A massive March for both incomes and spending in America.

Given other recent economic reports and with tens of millions of Americans getting stimulus checks, we could have figured that US incomes and spending would have a big increase in March. And it sure did.
U.S. consumer spending rebounded in March amid a surge in income as households received additional COVID-19 pandemic relief money from the government, building a strong foundation for a further acceleration in consumption in the second quarter….

Consumer spending, which accounts for more than two-thirds of U.S. economic activity, increased 4.2% last month after falling 1.0% in February, the Commerce Department said. The increase was broadly in line with economists' expectations.

The data was included in Thursday's gross domestic product report for the first quarter, which showed growth shooting up at a 6.4% annualized rate in the first three months of the year after rising at a 4.3% pace in the fourth quarter. Consumer spending powered ahead at a 10.7% rate last quarter.

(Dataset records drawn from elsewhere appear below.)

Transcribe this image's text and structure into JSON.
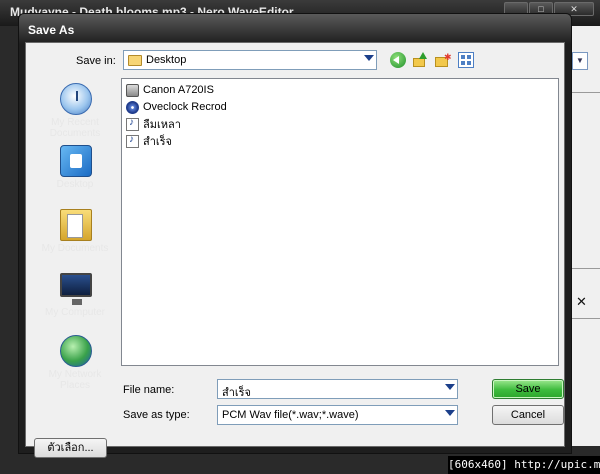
{
  "background_app": {
    "title": "Mudvayne - Death blooms.mp3 - Nero WaveEditor"
  },
  "dialog": {
    "title": "Save As",
    "save_in": {
      "label": "Save in:",
      "value": "Desktop"
    },
    "places": [
      {
        "label": "My Recent\nDocuments",
        "icon": "recent-documents-icon"
      },
      {
        "label": "Desktop",
        "icon": "desktop-icon"
      },
      {
        "label": "My Documents",
        "icon": "my-documents-icon"
      },
      {
        "label": "My Computer",
        "icon": "my-computer-icon"
      },
      {
        "label": "My Network\nPlaces",
        "icon": "network-places-icon"
      }
    ],
    "files": [
      {
        "name": "Canon A720IS",
        "icon": "camera-icon"
      },
      {
        "name": "Oveclock Recrod",
        "icon": "disc-icon"
      },
      {
        "name": "ลืมเหลา",
        "icon": "audio-file-icon"
      },
      {
        "name": "สำเร็จ",
        "icon": "audio-file-icon"
      }
    ],
    "file_name": {
      "label": "File name:",
      "value": "สำเร็จ"
    },
    "save_as_type": {
      "label": "Save as type:",
      "value": "PCM Wav file(*.wav;*.wave)"
    },
    "save_button": "Save",
    "cancel_button": "Cancel",
    "options_button": "ตัวเลือก..."
  },
  "watermark": "[606x460] http://upic.me/",
  "colors": {
    "accent_green": "#3dbb3d",
    "title_dark": "#1e1e1e"
  }
}
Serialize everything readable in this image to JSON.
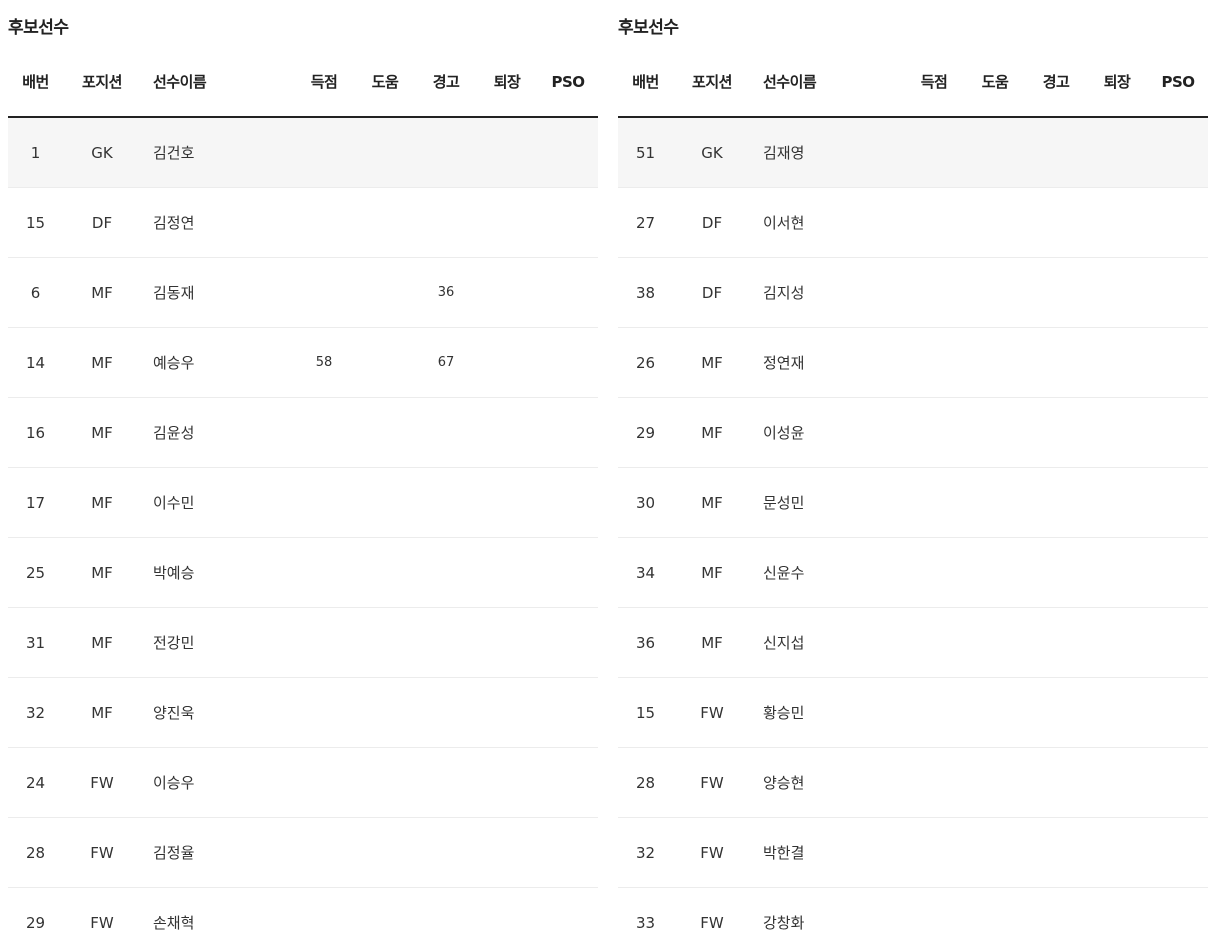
{
  "left": {
    "title": "후보선수",
    "columns": {
      "no": "배번",
      "position": "포지션",
      "name": "선수이름",
      "goal": "득점",
      "assist": "도움",
      "warning": "경고",
      "sendoff": "퇴장",
      "pso": "PSO"
    },
    "rows": [
      {
        "no": "1",
        "position": "GK",
        "name": "김건호",
        "goal": "",
        "assist": "",
        "warning": "",
        "sendoff": "",
        "pso": ""
      },
      {
        "no": "15",
        "position": "DF",
        "name": "김정연",
        "goal": "",
        "assist": "",
        "warning": "",
        "sendoff": "",
        "pso": ""
      },
      {
        "no": "6",
        "position": "MF",
        "name": "김동재",
        "goal": "",
        "assist": "",
        "warning": "36",
        "sendoff": "",
        "pso": ""
      },
      {
        "no": "14",
        "position": "MF",
        "name": "예승우",
        "goal": "58",
        "assist": "",
        "warning": "67",
        "sendoff": "",
        "pso": ""
      },
      {
        "no": "16",
        "position": "MF",
        "name": "김윤성",
        "goal": "",
        "assist": "",
        "warning": "",
        "sendoff": "",
        "pso": ""
      },
      {
        "no": "17",
        "position": "MF",
        "name": "이수민",
        "goal": "",
        "assist": "",
        "warning": "",
        "sendoff": "",
        "pso": ""
      },
      {
        "no": "25",
        "position": "MF",
        "name": "박예승",
        "goal": "",
        "assist": "",
        "warning": "",
        "sendoff": "",
        "pso": ""
      },
      {
        "no": "31",
        "position": "MF",
        "name": "전강민",
        "goal": "",
        "assist": "",
        "warning": "",
        "sendoff": "",
        "pso": ""
      },
      {
        "no": "32",
        "position": "MF",
        "name": "양진욱",
        "goal": "",
        "assist": "",
        "warning": "",
        "sendoff": "",
        "pso": ""
      },
      {
        "no": "24",
        "position": "FW",
        "name": "이승우",
        "goal": "",
        "assist": "",
        "warning": "",
        "sendoff": "",
        "pso": ""
      },
      {
        "no": "28",
        "position": "FW",
        "name": "김정율",
        "goal": "",
        "assist": "",
        "warning": "",
        "sendoff": "",
        "pso": ""
      },
      {
        "no": "29",
        "position": "FW",
        "name": "손채혁",
        "goal": "",
        "assist": "",
        "warning": "",
        "sendoff": "",
        "pso": ""
      }
    ]
  },
  "right": {
    "title": "후보선수",
    "columns": {
      "no": "배번",
      "position": "포지션",
      "name": "선수이름",
      "goal": "득점",
      "assist": "도움",
      "warning": "경고",
      "sendoff": "퇴장",
      "pso": "PSO"
    },
    "rows": [
      {
        "no": "51",
        "position": "GK",
        "name": "김재영",
        "goal": "",
        "assist": "",
        "warning": "",
        "sendoff": "",
        "pso": ""
      },
      {
        "no": "27",
        "position": "DF",
        "name": "이서현",
        "goal": "",
        "assist": "",
        "warning": "",
        "sendoff": "",
        "pso": ""
      },
      {
        "no": "38",
        "position": "DF",
        "name": "김지성",
        "goal": "",
        "assist": "",
        "warning": "",
        "sendoff": "",
        "pso": ""
      },
      {
        "no": "26",
        "position": "MF",
        "name": "정연재",
        "goal": "",
        "assist": "",
        "warning": "",
        "sendoff": "",
        "pso": ""
      },
      {
        "no": "29",
        "position": "MF",
        "name": "이성윤",
        "goal": "",
        "assist": "",
        "warning": "",
        "sendoff": "",
        "pso": ""
      },
      {
        "no": "30",
        "position": "MF",
        "name": "문성민",
        "goal": "",
        "assist": "",
        "warning": "",
        "sendoff": "",
        "pso": ""
      },
      {
        "no": "34",
        "position": "MF",
        "name": "신윤수",
        "goal": "",
        "assist": "",
        "warning": "",
        "sendoff": "",
        "pso": ""
      },
      {
        "no": "36",
        "position": "MF",
        "name": "신지섭",
        "goal": "",
        "assist": "",
        "warning": "",
        "sendoff": "",
        "pso": ""
      },
      {
        "no": "15",
        "position": "FW",
        "name": "황승민",
        "goal": "",
        "assist": "",
        "warning": "",
        "sendoff": "",
        "pso": ""
      },
      {
        "no": "28",
        "position": "FW",
        "name": "양승현",
        "goal": "",
        "assist": "",
        "warning": "",
        "sendoff": "",
        "pso": ""
      },
      {
        "no": "32",
        "position": "FW",
        "name": "박한결",
        "goal": "",
        "assist": "",
        "warning": "",
        "sendoff": "",
        "pso": ""
      },
      {
        "no": "33",
        "position": "FW",
        "name": "강창화",
        "goal": "",
        "assist": "",
        "warning": "",
        "sendoff": "",
        "pso": ""
      }
    ]
  }
}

Most Americans in the middle- and low-income brackets received one-time $1,400 stimulus checks last month which were part of the pandemic rescue package approved in March. That boosted personal income 21.1% after a drop of 7.0% in February.
And while the stimmy checks are one-offs that won’t be as much in effect for April, it’s clear we took a big step toward getting out of the hole that we were in as 2020 ended. That’s true for the overall economy and in battling COVID-19, which played off each other to make things even more positive as Q1 ended.

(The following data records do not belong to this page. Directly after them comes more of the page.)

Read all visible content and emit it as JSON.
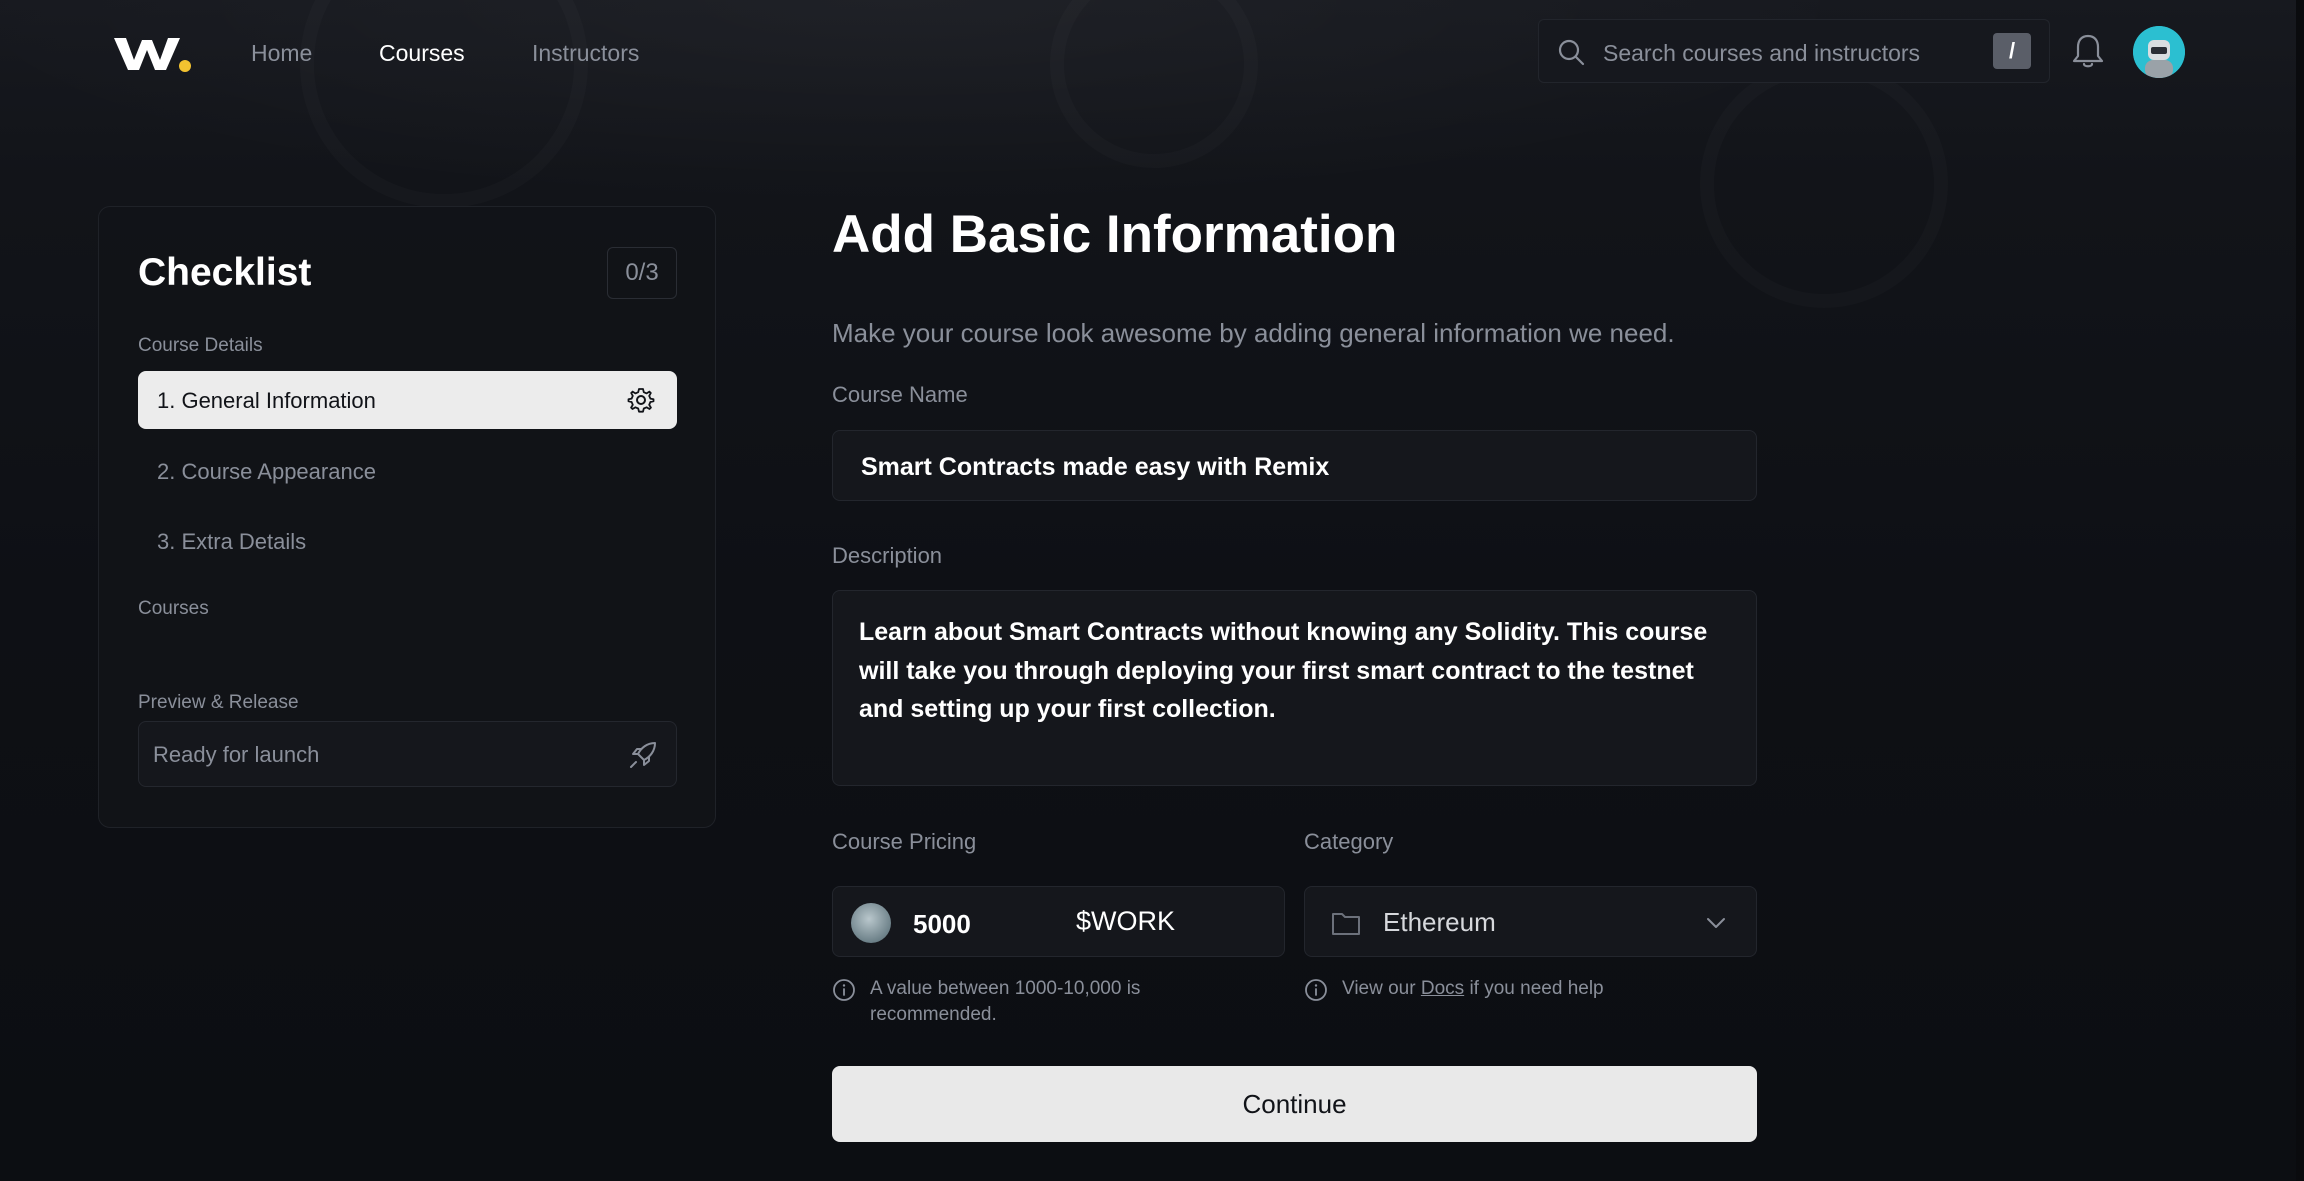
{
  "header": {
    "nav": [
      {
        "label": "Home",
        "active": false
      },
      {
        "label": "Courses",
        "active": true
      },
      {
        "label": "Instructors",
        "active": false
      }
    ],
    "search": {
      "placeholder": "Search courses and instructors",
      "shortcut": "/"
    },
    "icons": {
      "logo": "w-logo",
      "search": "search-icon",
      "bell": "bell-icon",
      "avatar": "user-avatar"
    }
  },
  "sidebar": {
    "title": "Checklist",
    "progress": "0/3",
    "sections": {
      "course_details": "Course Details",
      "courses": "Courses",
      "preview": "Preview & Release"
    },
    "items": [
      {
        "label": "1. General Information",
        "active": true
      },
      {
        "label": "2. Course Appearance",
        "active": false
      },
      {
        "label": "3. Extra Details",
        "active": false
      }
    ],
    "launch": {
      "label": "Ready for launch",
      "icon": "rocket-icon"
    }
  },
  "main": {
    "title": "Add Basic Information",
    "subtitle": "Make your course look awesome by adding general information we need.",
    "course_name": {
      "label": "Course Name",
      "value": "Smart Contracts made easy with Remix"
    },
    "description": {
      "label": "Description",
      "value": "Learn about Smart Contracts without knowing any Solidity. This course will take you through deploying your first smart contract to the testnet and setting up your first collection."
    },
    "pricing": {
      "label": "Course Pricing",
      "value": "5000",
      "unit": "$WORK",
      "hint": "A value between 1000-10,000 is recommended."
    },
    "category": {
      "label": "Category",
      "value": "Ethereum",
      "hint_before": "View our",
      "hint_link": "Docs",
      "hint_after": "if you need help"
    },
    "continue_label": "Continue"
  },
  "colors": {
    "background": "#101218",
    "card": "#111318",
    "field": "#15171c",
    "muted_text": "#8a8f9a",
    "active_item_bg": "#ececec",
    "button_bg": "#e9e9e9",
    "avatar": "#2bbfd1"
  }
}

The stimulus checks were even larger than the first checks that hit this time last year, and made up the biggest chunk of that income surge. But we also got a good bump up in wages and salaries, and Americans are finally earning more (in aggregate) on the job than they were in Feburary 2020.

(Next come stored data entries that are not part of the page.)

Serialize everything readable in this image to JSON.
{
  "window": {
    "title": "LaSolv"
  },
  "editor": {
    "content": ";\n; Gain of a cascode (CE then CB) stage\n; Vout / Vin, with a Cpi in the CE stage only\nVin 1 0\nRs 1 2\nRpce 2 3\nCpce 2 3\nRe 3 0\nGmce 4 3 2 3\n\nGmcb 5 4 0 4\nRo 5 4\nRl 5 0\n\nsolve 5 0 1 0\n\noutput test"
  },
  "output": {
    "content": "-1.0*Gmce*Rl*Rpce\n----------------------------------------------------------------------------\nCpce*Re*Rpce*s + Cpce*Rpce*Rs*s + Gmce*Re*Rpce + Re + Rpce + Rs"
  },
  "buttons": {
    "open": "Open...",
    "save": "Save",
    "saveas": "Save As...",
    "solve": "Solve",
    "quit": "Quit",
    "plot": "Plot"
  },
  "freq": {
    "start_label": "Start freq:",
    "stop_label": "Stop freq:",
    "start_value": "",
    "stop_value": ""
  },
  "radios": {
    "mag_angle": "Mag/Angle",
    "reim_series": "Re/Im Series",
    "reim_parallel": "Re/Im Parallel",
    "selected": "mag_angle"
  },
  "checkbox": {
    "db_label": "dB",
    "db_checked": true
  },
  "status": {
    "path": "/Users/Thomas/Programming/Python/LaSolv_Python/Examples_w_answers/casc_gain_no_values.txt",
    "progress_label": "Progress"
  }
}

Likewise on the spending side, we have finally exceeded the level of real consumption that we had in February 2020, the last month before the COVID World started hitting the economy.
Consumption of goods boomed, with a 7.3% increase in March. Durable goods did even better, jumping by a massive 10.3%. Vehicles of all sorts had big Marches, with RVs and related recreational goods rising by 10.6%, and regular autos up by 13.6%. And Americans are buying many more of both types of vehicles than they were a year ago.

But we also saw a runup in spending on services as well, with an (annual rate) increase of nearly $140 billion. That's the largest one-month increase in that area since last Spring, when America emerged from the first wave of COVID lockdowns, and we especially saw a comeback in spending for food and accomodation services, which had been beaten up for well over a year of the COVID World.

As more people felt safe enough to eat out and travel, that spending sector accounted for nearly $80 billion of that $140 billion increase in services for March.
You can see that we are still not back to the pre-COVID levels for these services, so more work is needed to be done as 2021 progresses. But it is a strong sign of hope after a bleak winter in many of these areas. Combine that with stimulus assistance for restuarants that starts taking applications on Monday, and it helps explain why you are starting to see "Help Wanted" signs popping up at eating and drinking establishments in recent weeks. Overall, March was a time of great optimism and income boosts, as Biden’s stimulus package became law, weather warmed, COVID cases plummeted and immunizations were on the rise. There is no question that after a rough COVID Winter, our recovery from the virus-induced economic collapse got shifted into a new gear as we ended Q1 2020.

But April saw weather moderate, COVID cases rise in several areas of the country, and the rate of immunizations start to slow down. Fortunately, unemployment claims continue to decline, but we have to keep working hard to defeat the virus and restore an economy that is still operating below pre-COVID levels in many areas.

1 comment:

  1. So what your saying is the consumer side of the economy, comprised of the middle-class and lower are growing the economy through the use of tax dollars much better than the wealthy and corporations have been able to.